An alternative ground for refusing to dismiss count 1 of the complaint is that the plaintiff, even if she cannot be considered a non-white for the purposes of § 1981, is nevertheless entitled to relief under the statute. Section 1981 affords a federal remedy against discrimination in private employment on the basis of race. Johnson v. Railway Express Agency, 421 U.S. 454, 95 S.Ct. 1716, 44 L.Ed.2d 295 (1975). The statute prohibits racial discrimination against whites as well as against non-whites. McDonald v. Santa Fe Trail Transportation Co., - U.S. -, 96 S.Ct. 2574, 49 L.Ed.2d 493 (1976). Assuming, for this discussion, that plaintiff is white, the precise issue raised in count 1 is whether an employer violates § 1981 if he intentionally causes damage to a person of one race, in order to advance a policy of racial discrimination against persons of a different race. The Supreme Court was not faced with this question in McDonald v. Santa Fe Transportation Co., supra, 3 and we know of only one circuit court decision which has decided it. In DeMatteis v. Eastman Kodak Co., 511 F.2d 306 (2d Cir. 1975), the Second Circuit held that a white man whose employer allegedly forced him into retirement solely because he had sold his house (located in a neighborhood occupied by many of defendant’s white employees) to a black person, had stated a cause of action under § 1981. The decision was based on Sullivan v. Little Hunting Park, 396 U.S. 229, 90 S.Ct. 400, 24 L.Ed.2d 386 (1969), and on the common legislative history of §§ 1981 and 1982 of Title 42, which are both derived from § 1 of the Civil Rights Act of 1866.

In Sullivan, a white plaintiff alleged that he had been punished for trying to *667 vindicate the rights of non-white minorities. The defendant had expelled him from a corporation operating community recreation facilities solely because he had leased his house and assigned his membership share in the corporation to a black person. Although the plaintiff had sued under both §§ 1981 and 1982, the Supreme Court referred explicitly to § 1982 in setting out the rationale for its holding that the plaintiff had standing to maintain the action. According to DeMatteis, supra, the Supreme Court did not thereby limit its holding on the standing issue to § 1981.

“[W]hite persons [must] be accorded standing to sue under both § 1981 and § 1982 in circumstances similar to those present in Sullivan.” 511 F.2d 306, 312 n. 9.

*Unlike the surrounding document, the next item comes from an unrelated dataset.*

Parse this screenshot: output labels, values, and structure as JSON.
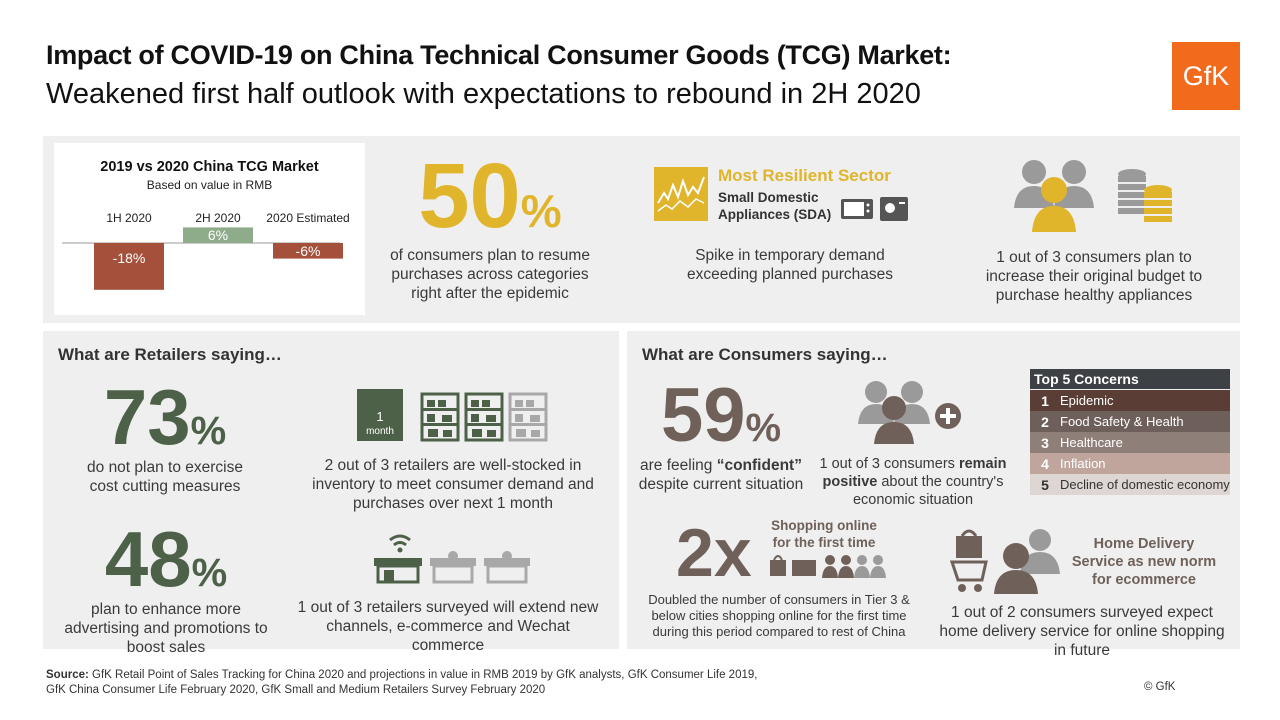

We agree with this conclusion. Because the instant case presents circumstances that are in all material respects similar to Sullivan, we hold that Cubas has stated a cause of action under § 1981. 4

Although we have found no Third Circuit opinions directly in point, we note that our decision is consistent with Richardson v. Miller, 446 F.2d 1247 (3d Cir. 1971). In Richardson, it was held that the plaintiff stated a cause of action under § 1985(3) when he alleged that the defendants conspired against him (for racially discriminatory reasons) to deprive him of equal protection of the law. The plaintiff was not himself a member of the racial group against which the defendants’ animus was allegedly directed. Nevertheless, his discharge from employment by the defendants — allegedly because of his opposition to their racially discriminatory employment practices — was held actionable under § 1985(3). 5 As recently stated in Whetzler v. Krause, C.A. No. 75-1795, 411 F.Supp. 523 (E.D.Pa.1976), the Third Circuit’s interpretation of the class-based requirement in § 1985(3) is

“[t]hat one must be a member of a race or class discriminated against, or at least involved with a race or class discriminated against . . . .” At 529.